What filling options are there? I presume pipette type bulb on the back would work quite well, but I'm concerned I wouldn't be able to purge all of the air out of the chamber with one full squeeze.


----------



## darrin1200 (Apr 15, 2016)

I am just starting to learn, when time allows, about other filling systems.

I believe the bulb filler has a greather tube in the middle that extends from the feed to just shy of the bulb. When the bulb is released, the vaccumm draws ink in through the tube, overflowing into the resevoir. When the bulb is squeezed, air escapes through the breather tube, path of least resistance, but the ink stays because it is below the level of the tube. I believe that a lot of the filling systems with tubes, use the same concept.


----------



## BradG (Apr 15, 2016)

ah now that's interesting and would make sense Darrin. Here's hoping someone who knows the design inside out can shed some more light on it.


----------



## jalbert (Apr 15, 2016)

Brad, 
 Here is a good start on researching filling systems. It's probably the most comprehensive guide I have seen. 

RichardsPens.com &bull; Pens That Write Right!

Piston fillers and syringe fillers (basically a push/pull converter) are the two alternative systems I have fooled around with when I hadn't wanted to use a standard converter.










This is a syringe mechanism I made 





Here is a pen I made with a piston fill mechanism. Apologies for not having a picture of the actual mechanism itself.


----------



## bmachin (Apr 15, 2016)

Haven't made a bulb filler yet, but plan to.

There is a tutorial in the library on making a bulb filler by Soligen.  Brian Gray at Edison Pens has a video on the bulb filler that he sells.  His method is to attach the breather tube directly to the feed nipple.  He then drills a small--really small, like a high number drill-- hole in the back of the feed housing to provide a path for the ink to reach the feed.  

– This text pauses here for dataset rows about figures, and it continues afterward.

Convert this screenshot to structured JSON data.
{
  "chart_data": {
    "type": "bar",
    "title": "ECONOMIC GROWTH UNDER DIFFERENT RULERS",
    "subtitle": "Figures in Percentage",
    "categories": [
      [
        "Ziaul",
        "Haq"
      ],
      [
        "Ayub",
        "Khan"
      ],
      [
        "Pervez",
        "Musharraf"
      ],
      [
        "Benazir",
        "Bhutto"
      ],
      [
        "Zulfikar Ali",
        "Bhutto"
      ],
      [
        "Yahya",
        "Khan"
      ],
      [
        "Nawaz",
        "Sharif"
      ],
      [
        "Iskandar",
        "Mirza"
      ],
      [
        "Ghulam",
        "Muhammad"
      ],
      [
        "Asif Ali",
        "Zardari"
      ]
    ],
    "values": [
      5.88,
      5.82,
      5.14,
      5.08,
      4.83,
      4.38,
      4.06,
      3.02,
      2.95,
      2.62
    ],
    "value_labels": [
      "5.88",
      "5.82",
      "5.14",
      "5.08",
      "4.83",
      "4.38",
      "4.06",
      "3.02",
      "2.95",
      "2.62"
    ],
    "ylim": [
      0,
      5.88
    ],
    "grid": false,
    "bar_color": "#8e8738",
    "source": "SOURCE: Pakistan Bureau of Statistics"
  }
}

You can get by without the breather tube, but you are only going to get ink from the first squeeze.  After that you are just forcing the ink back out.

Richard L Greenwald has piston fill mechanisms available. 

Edison Pen as animations of how bulb, pump, and pneumatic fillers work.

Hope this helps.

Bill


----------



## BradG (Apr 15, 2016)

Very halpful guys, thank you.  There's no way I could accommodate a syringe type system in this design so il be sure to check out the bulb filler info for sure


----------